7. 🍿 Snacking recession
Americans are snacking less — and that's a problem for the packaged food industry, Axios Closer author Nathan Bomey writes.
- Why it matters: After years of inflation, consumers are recoiling, fed up with food price increases and suddenly immersed in economic uncertainty.
General Mills has become the latest food giant to sound the alarm about what CEO Jeff Harmening called a "slowdown in snacking."
- The company's net sales fell 5% in its latest quarter, with U.S. snacks sales down "mid-single digits."
🍩 Zoom in: Other signs of a snacking slowdown:
- J.M. Smucker's sales of sweet baked snacks fell 7% in the company's most recent quarter.
- Campbell's Company CEO Mick Beekhuizen noted "softness in some of our snacking categories" earlier this month.
- Sales fell 4.3% for U.S. convenience stores in the year ended Feb. 23, according to Circana, a market-research firm cited by The Wall Street Journal.

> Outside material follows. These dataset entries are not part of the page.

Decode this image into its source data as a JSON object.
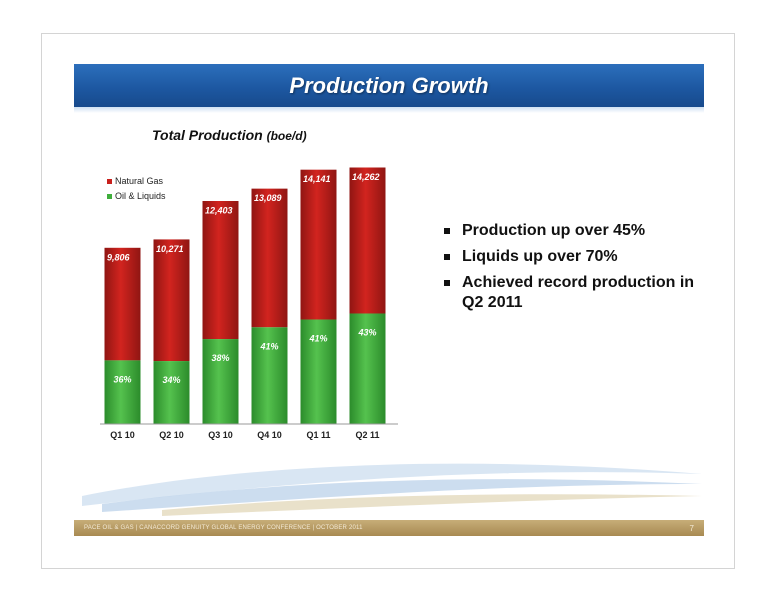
{
  "slide": {
    "title": "Production Growth",
    "footer": "PACE OIL & GAS  |  CANACCORD GENUITY GLOBAL ENERGY CONFERENCE  |  OCTOBER 2011",
    "page_number": "7"
  },
  "bullets": [
    "Production up over 45%",
    "Liquids up over 70%",
    "Achieved record production in Q2 2011"
  ],
  "colors": {
    "natural_gas": "#c8201c",
    "oil_liquids": "#3fae3c",
    "title_bar": "#1d58a2",
    "footer_bar": "#b39660"
  },
  "chart_data": {
    "type": "bar",
    "stacked": true,
    "title": "Total Production",
    "title_unit": "(boe/d)",
    "categories": [
      "Q1 10",
      "Q2 10",
      "Q3 10",
      "Q4 10",
      "Q1 11",
      "Q2 11"
    ],
    "totals": [
      9806,
      10271,
      12403,
      13089,
      14141,
      14262
    ],
    "total_labels": [
      "9,806",
      "10,271",
      "12,403",
      "13,089",
      "14,141",
      "14,262"
    ],
    "liquids_pct": [
      36,
      34,
      38,
      41,
      41,
      43
    ],
    "pct_labels": [
      "36%",
      "34%",
      "38%",
      "41%",
      "41%",
      "43%"
    ],
    "series": [
      {
        "name": "Natural Gas",
        "share": "remainder"
      },
      {
        "name": "Oil & Liquids",
        "share": "liquids_pct"
      }
    ],
    "legend": "top-left",
    "grid": false
  }
}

The intrigue: The rise of weight-loss drugs is causing people to snack less — but only a smidge, most execs say.
- General Mills' CEO noted on an earnings call that the company even experienced a decline in sales of dog snacks — "and to my knowledge, there is not GLP-1s for dog treats."
8. 🥡 1 food thing: Death of the doggy bag

Restaurateurs in New York are observing a surprising shift in behavior:
- "Diners seem increasingly uninterested in asking for boxes to take home leftovers," the N.Y. Times' Alyson Krueger writes.
Why it matters: Restaurateurs say the decline comes down to "social stigmas, the ease of ordering takeout and a return to sharing food after the pandemic made doing so taboo."
🍕 Zoom in: Emmett Burke, who owns two Chicago-style pizzerias in Manhattan, says three-quarters of his customers don't box up leftovers.
- He says young people are more likely to leave behind food.
💰 Money quote: Families tend to take home food. "But if it's a guy and a girl, and it looks like they are on a date, they will order a lot, but they won't finish anything," Jenn Saesue, a co-owner of Fish Cheeks and Bangkok Supper Club, Thai restaurants in Manhattan. "And they won't take it home."